I feel like I need to give you our C.V, as a profession, because lots of people don't really know what we do. Most people know us (Podiatrists) as Chiropodists, and with that title think we just cut toenails and remove corns. And you know what? That is part of what we do. I give those treatments on a daily basis to keep people comfy, but we do a LOT more. So here goes, let me tell you why we know about diabetes, and more so, about the diabetic FOOT!
If you see a bona fide Podiatrist, they will be degree trained (or previously hold the Diploma in Podiatric Medicine) and come with a Bachelor of Science Podiatry degree from one of the many schools of podiatry (universities) in the UK. We spend 3 years studying the foot and the lower limb. We learn about diabetes, it's impact on your body and importantly the problems it can cause in your feet and legs. We know how important prevention of the complications of diabetes in the foot are.

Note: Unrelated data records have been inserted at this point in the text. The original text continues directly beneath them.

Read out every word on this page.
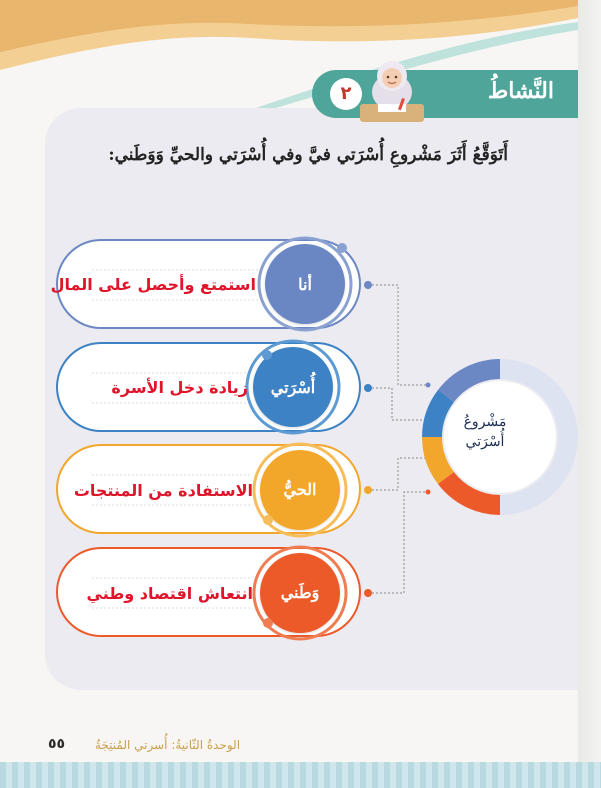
النَّشاطُ
٢
أَتَوَقَّعُ أَثَرَ مَشْروعِ أُسْرَتي فيَّ وفي أُسْرَتي والحيِّ وَوَطَني:
أنا
أُسْرَتي
الحيُّ
وَطَني
استمتع وأحصل على المال
زيادة دخل الأسرة
الاستفادة من المنتجات
انتعاش اقتصاد وطني
مَشْروعُ
أُسْرَتي
٥٥ الوحدةُ الثّانيةُ: أُسرتي المُنتِجَةُ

Each of our Podiatrists at Melton Podiatry Practice hold a BSc (Hons) Podiatry degree, have worked in the NHS and rotated through the Diabetic Foot Clinic at Ipswich Hospital gaining experience and knowledge in managing the diabetic foot and, finally, helping those with diabetes care for their feet. So we know quite a lot, it's all squirrelled away in our brains you see!

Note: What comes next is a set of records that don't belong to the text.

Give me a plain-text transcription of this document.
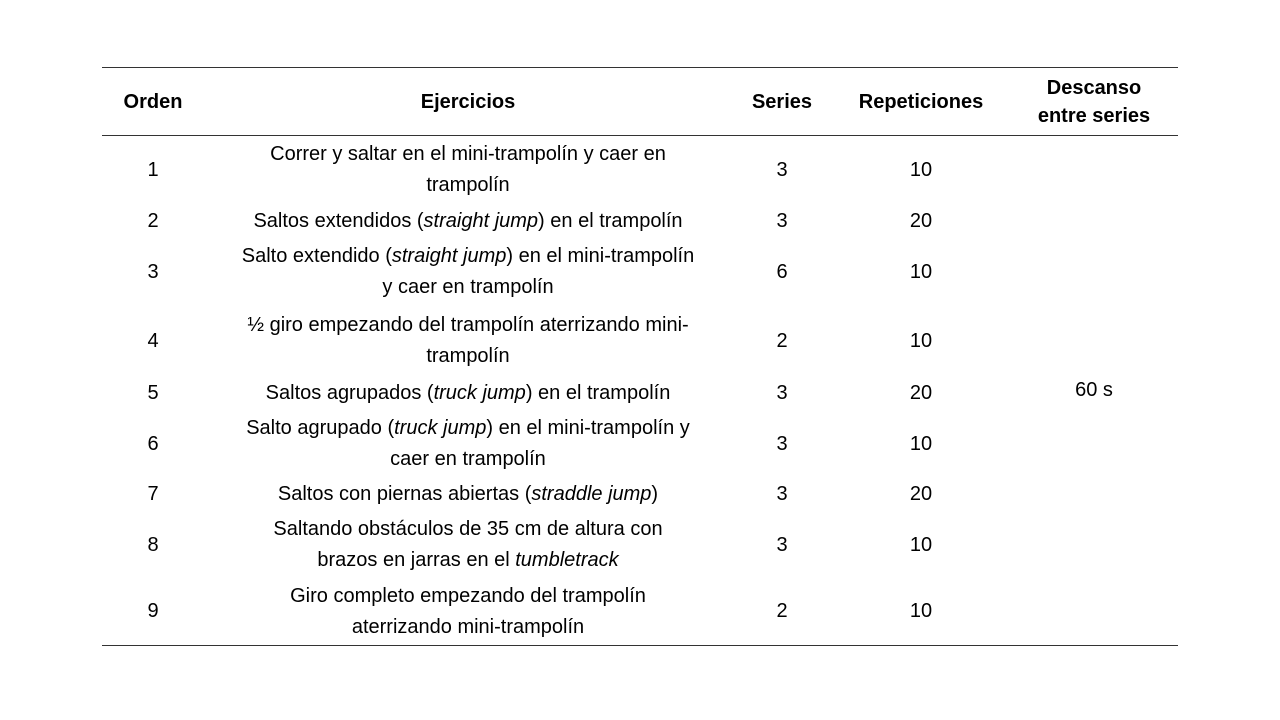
Orden	Ejercicios	Series	Repeticiones	Descanso
entre series

1	Correr y saltar en el mini-trampolín y caer en
trampolín	3	10	60 s
2	Saltos extendidos (straight jump) en el trampolín	3	20	
3	Salto extendido (straight jump) en el mini-trampolín
y caer en trampolín	6	10	
4	½ giro empezando del trampolín aterrizando mini-
trampolín	2	10	
5	Saltos agrupados (truck jump) en el trampolín	3	20	
6	Salto agrupado (truck jump) en el mini-trampolín y
caer en trampolín	3	10	
7	Saltos con piernas abiertas (straddle jump)	3	20	
8	Saltando obstáculos de 35 cm de altura con
brazos en jarras en el tumbletrack	3	10	
9	Giro completo empezando del trampolín
aterrizando mini-trampolín	2	10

How do we detect problems in the diabetic foot?
Blood supply:
Good blood supply to the feet is carried by arteries from the heart and all the way down the leg and into the foot, right to the tip of your toes. Arteries should be elastic, capable of continuing the pumping of blood that the heart starts, all the way to the peripheries. The arterial blood is warm, full of oxygen and serves to nourish the tissues and skin. It also contains clever cells that fight infections from bacteria and germs, but also aids clotting when you cut yourself. It also nourishes hair and nail growth.

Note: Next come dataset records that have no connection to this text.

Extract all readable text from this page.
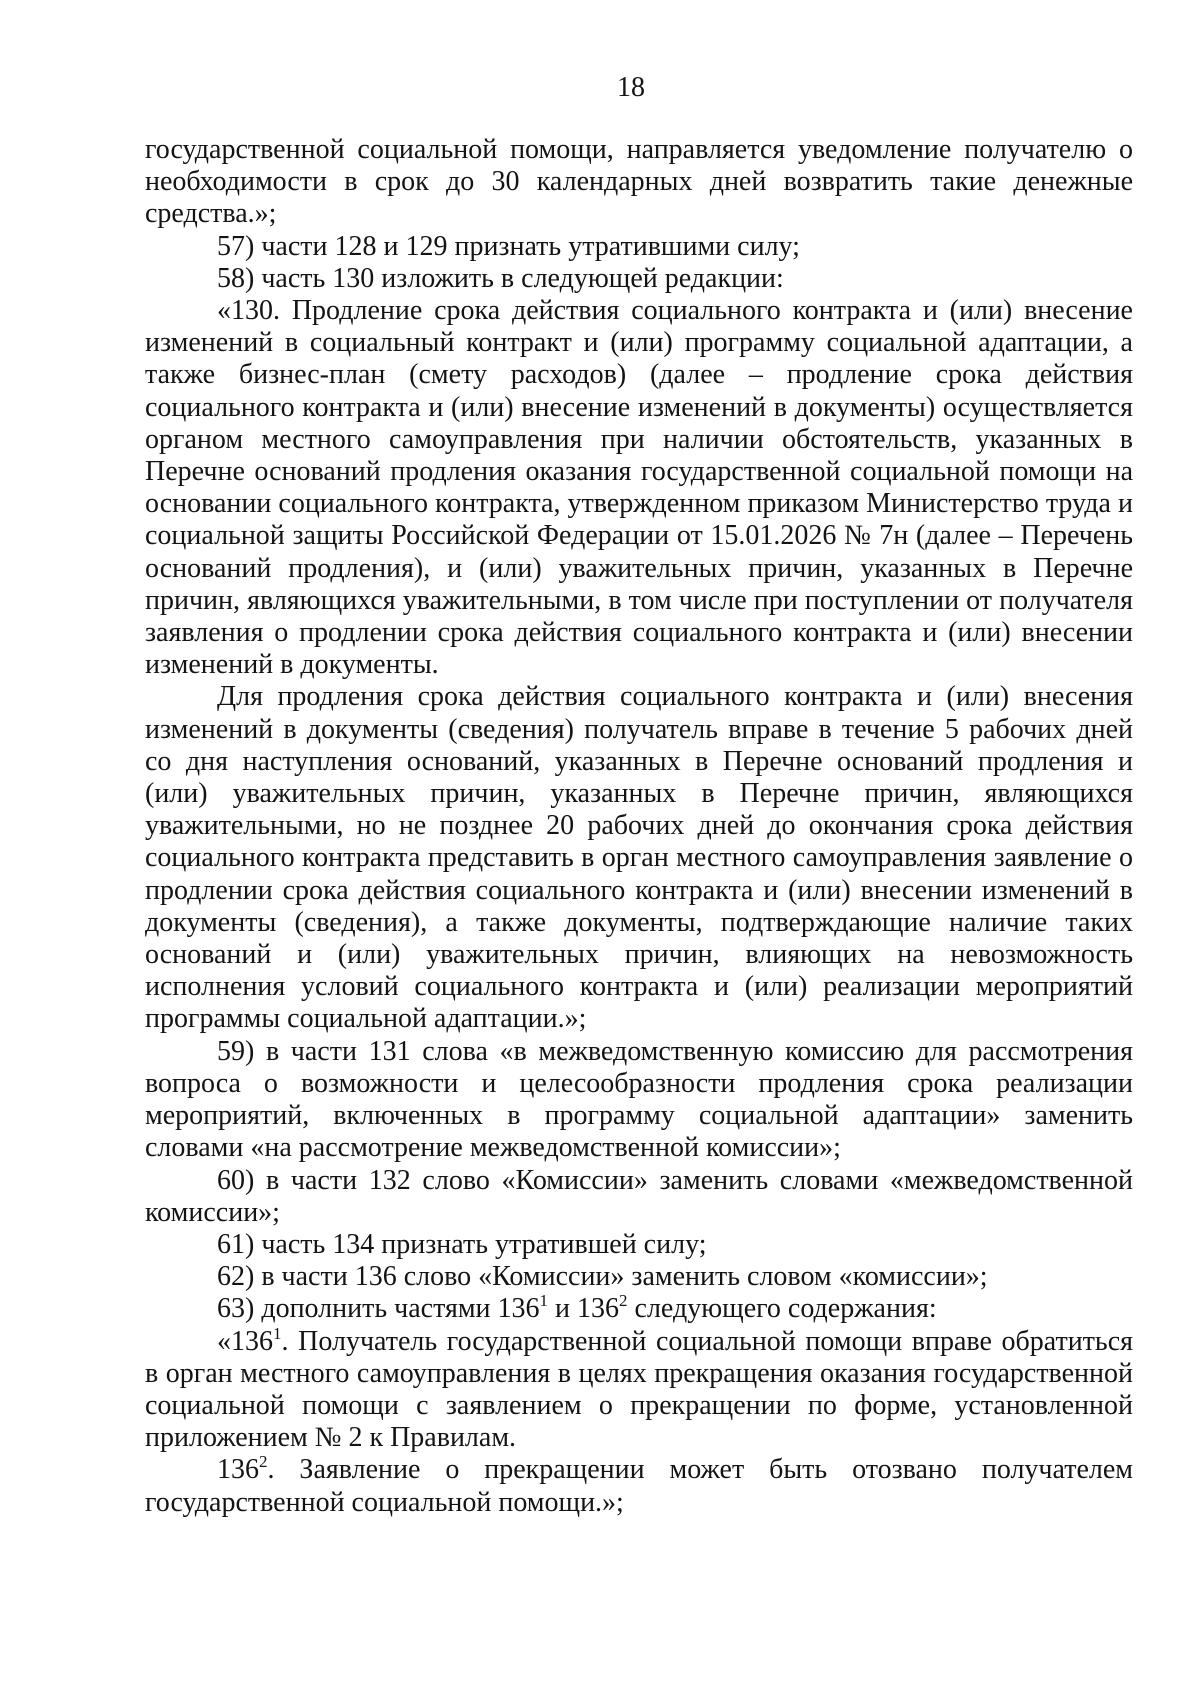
18

государственной социальной помощи, направляется уведомление получателю о необходимости в срок до 30 календарных дней возвратить такие денежные средства.»;

57) части 128 и 129 признать утратившими силу;

58) часть 130 изложить в следующей редакции:

«130. Продление срока действия социального контракта и (или) внесение изменений в социальный контракт и (или) программу социальной адаптации, а также бизнес-план (смету расходов) (далее – продление срока действия социального контракта и (или) внесение изменений в документы) осуществляется органом местного самоуправления при наличии обстоятельств, указанных в Перечне оснований продления оказания государственной социальной помощи на основании социального контракта, утвержденном приказом Министерство труда и социальной защиты Российской Федерации от 15.01.2026 № 7н (далее – Перечень оснований продления), и (или) уважительных причин, указанных в Перечне причин, являющихся уважительными, в том числе при поступлении от получателя заявления о продлении срока действия социального контракта и (или) внесении изменений в документы.

Для продления срока действия социального контракта и (или) внесения изменений в документы (сведения) получатель вправе в течение 5 рабочих дней со дня наступления оснований, указанных в Перечне оснований продления и (или) уважительных причин, указанных в Перечне причин, являющихся уважительными, но не позднее 20 рабочих дней до окончания срока действия социального контракта представить в орган местного самоуправления заявление о продлении срока действия социального контракта и (или) внесении изменений в документы (сведения), а также документы, подтверждающие наличие таких оснований и (или) уважительных причин, влияющих на невозможность исполнения условий социального контракта и (или) реализации мероприятий программы социальной адаптации.»;

59) в части 131 слова «в межведомственную комиссию для рассмотрения вопроса о возможности и целесообразности продления срока реализации мероприятий, включенных в программу социальной адаптации» заменить словами «на рассмотрение межведомственной комиссии»;

60) в части 132 слово «Комиссии» заменить словами «межведомственной комиссии»;

61) часть 134 признать утратившей силу;

62) в части 136 слово «Комиссии» заменить словом «комиссии»;

63) дополнить частями $136^1$ и $136^2$ следующего содержания:

«$136^1$. Получатель государственной социальной помощи вправе обратиться в орган местного самоуправления в целях прекращения оказания государственной социальной помощи с заявлением о прекращении по форме, установленной приложением № 2 к Правилам.

$136^2$. Заявление о прекращении может быть отозвано получателем государственной социальной помощи.»;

We have a clever little machine that lets us listen to the condition of the artery and the blood that is flowing through it. This machine is called a Doppler. It's hand held and the probe is laid onto the foot over the artery below the skin, allowing us to listen to the blood flow through that artery into your foot. There are two main arteries that we listen to; the dorsals pedis and the posterior tibial. We are also able to detect atrial fibrillation (AF) and peripheral arterial disease (PAD) during this test. If we find this we can liase with your GP for further investigation and treatment if necessary. It's not just the foot we are interested in you see, it's the whole of your body.
Sensation:
We have an array of tests to find out which types of nerves in your feet are functioning properly. We test the nerves that detect pain (which let you know you have trodden on something sharp or cut yourself), the ones that detect temperature (so you don't scald your foot when stepping into a bath before you have checked the temperature of the water for instance), the nerves that detect pressure (so if your new shoes rub your foot on the first wear, you definitely know about it) and the ones that detect vibration (giving feedback to your brain about where your foot is at any moment in time). I bet you didn't know you have so many nerves in your foot in the first place, let alone how they are responsible for protecting your foot from damage?!
- Low Risk: great circulation and no loss of sensation; you're less likely to injure your foot without knowing.
- Medium Risk: your circulation may not be as good as we would hope but you haven't lost any sensation in your feet; this may predispose you to slower wound healing if you injure your foot.
- High Risk: your circulation may be poor and you have also lost sensation in your feet too; this may mean that you are at higher risk of injuring your feet and once injured, the wound may heal very slowly or you may be at risk of ulceration, gangrene or amputation (the last two are quite dramatic outcomes, but they can and do happen).